Sex differences in halothane metabolism and hepatotoxicity in a rat model.

This study was designed to investigate sex differences in halothane metabolism and hepatotoxicity in the hypoxic rat model. Phenobarbital-induced male and female rats were anesthetized with 1% halothane in 14% oxygen for two hours. Female rats were found to metabolize halothane by the oxidative pathway to a similar extent as males, but the extent of metabolism by the reductive pathway was less in females. All male rats exposed under these conditions developed confluent centrilobular hepatic necrosis. Females were less susceptible than males to the hepatotoxic effect of halothane, with responses ranging from no hepatic injury to confluent centrilobular necrosis limited to within a few cells of the central veins. This lesser susceptibility was not, however, solely due to the lesser extent of reductive metabolism in females, as lowering the inspired oxygen concentration to 12% increased the extent of reductive metabolism but did not increase the severity of the hepatic injury.

Effects of cimetidine and ranitidine on halothane metabolism and hepatotoxicity in an animal model.

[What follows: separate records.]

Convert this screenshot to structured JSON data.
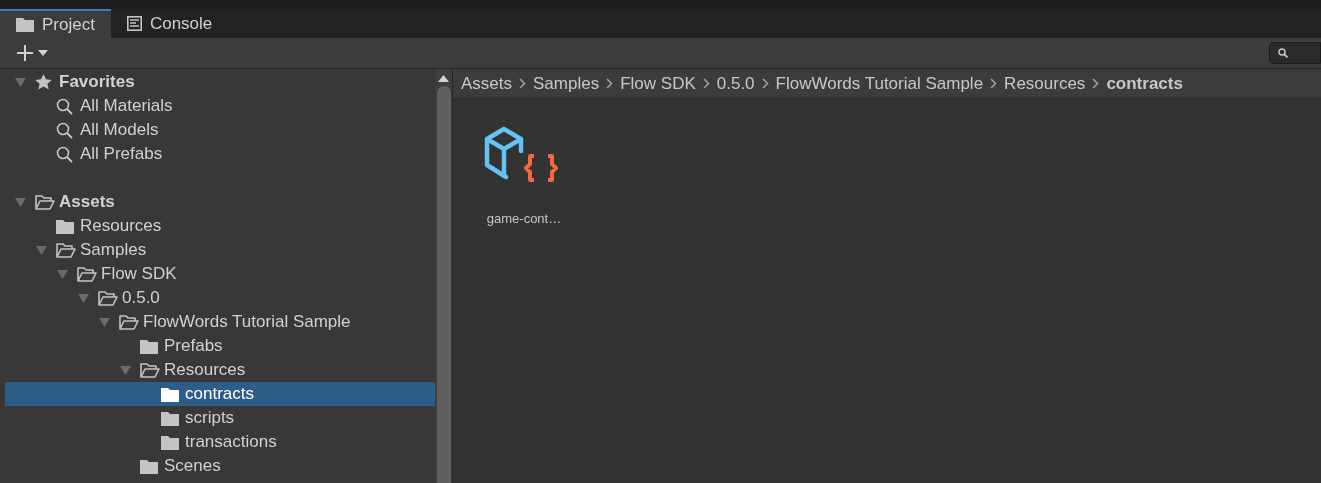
{
  "tabs": [
    {
      "label": "Project",
      "kind": "folder",
      "selected": true
    },
    {
      "label": "Console",
      "kind": "console",
      "selected": false
    }
  ],
  "tree": [
    {
      "label": "Favorites",
      "kind": "favorites",
      "expanded": true,
      "selected": false,
      "children": [
        {
          "label": "All Materials",
          "kind": "search",
          "selected": false
        },
        {
          "label": "All Models",
          "kind": "search",
          "selected": false
        },
        {
          "label": "All Prefabs",
          "kind": "search",
          "selected": false
        }
      ]
    },
    {
      "label": "Assets",
      "kind": "root",
      "expanded": true,
      "selected": false,
      "children": [
        {
          "label": "Resources",
          "kind": "folder",
          "selected": false
        },
        {
          "label": "Samples",
          "kind": "folder",
          "expanded": true,
          "selected": false,
          "children": [
            {
              "label": "Flow SDK",
              "kind": "folder",
              "expanded": true,
              "selected": false,
              "children": [
                {
                  "label": "0.5.0",
                  "kind": "folder",
                  "expanded": true,
                  "selected": false,
                  "children": [
                    {
                      "label": "FlowWords Tutorial Sample",
                      "kind": "folder",
                      "expanded": true,
                      "selected": false,
                      "children": [
                        {
                          "label": "Prefabs",
                          "kind": "folder",
                          "selected": false
                        },
                        {
                          "label": "Resources",
                          "kind": "folder",
                          "expanded": true,
                          "selected": false,
                          "children": [
                            {
                              "label": "contracts",
                              "kind": "folder",
                              "selected": true
                            },
                            {
                              "label": "scripts",
                              "kind": "folder",
                              "selected": false
                            },
                            {
                              "label": "transactions",
                              "kind": "folder",
                              "selected": false
                            }
                          ]
                        },
                        {
                          "label": "Scenes",
                          "kind": "folder",
                          "selected": false
                        }
                      ]
                    }
                  ]
                }
              ]
            }
          ]
        }
      ]
    }
  ],
  "breadcrumb": [
    {
      "label": "Assets",
      "current": false
    },
    {
      "label": "Samples",
      "current": false
    },
    {
      "label": "Flow SDK",
      "current": false
    },
    {
      "label": "0.5.0",
      "current": false
    },
    {
      "label": "FlowWords Tutorial Sample",
      "current": false
    },
    {
      "label": "Resources",
      "current": false
    },
    {
      "label": "contracts",
      "current": true
    }
  ],
  "assets": [
    {
      "name": "game-cont…",
      "kind": "contract"
    }
  ]
}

This study was undertaken to determine the effects of two H2-receptor antagonists, cimetidine and ranitidine, on halothane metabolism and hepatotoxicity in the hypoxic Fisher 344 rat model for halothane hepatitis. In this model, liver injury is caused by toxic intermediates formed during metabolism of halothane by a reductive pathway. Administration of cimetidine (120 mg/kg ip) 20 min prior to anesthesia led to inhibition of the reductive pathway, as assessed by measurement of the exhaled metabolites, 2-chloro-1,1,1-trifluoroethane and 2-chloro-1,1-difluoroethylene, during anesthesia, and urinary fluoride excretion in the 22-hr postanesthesia period. Oxidative metabolism of halothane, assessed by serum bromide concentrations 22 hr postanesthesia, was unaffected. Cimetidine administration provided partial protection against the hepatotoxic effect of halothane, as indicated by serum alanine aminotransferase activities 22 hr postanesthesia. When ranitidine HCl (120 mg/kg ip) was administered prior to anesthesia, reductive metabolism of halothane was unaffected, but the oxidative pathway was slightly inhibited. Ranitidine did not provide protection against halothane-induced liver injury. These results provide additional evidence that halothane hepatotoxicity in the hypoxic rat model is due to toxic intermediates formed during the reductive metabolism of halothane.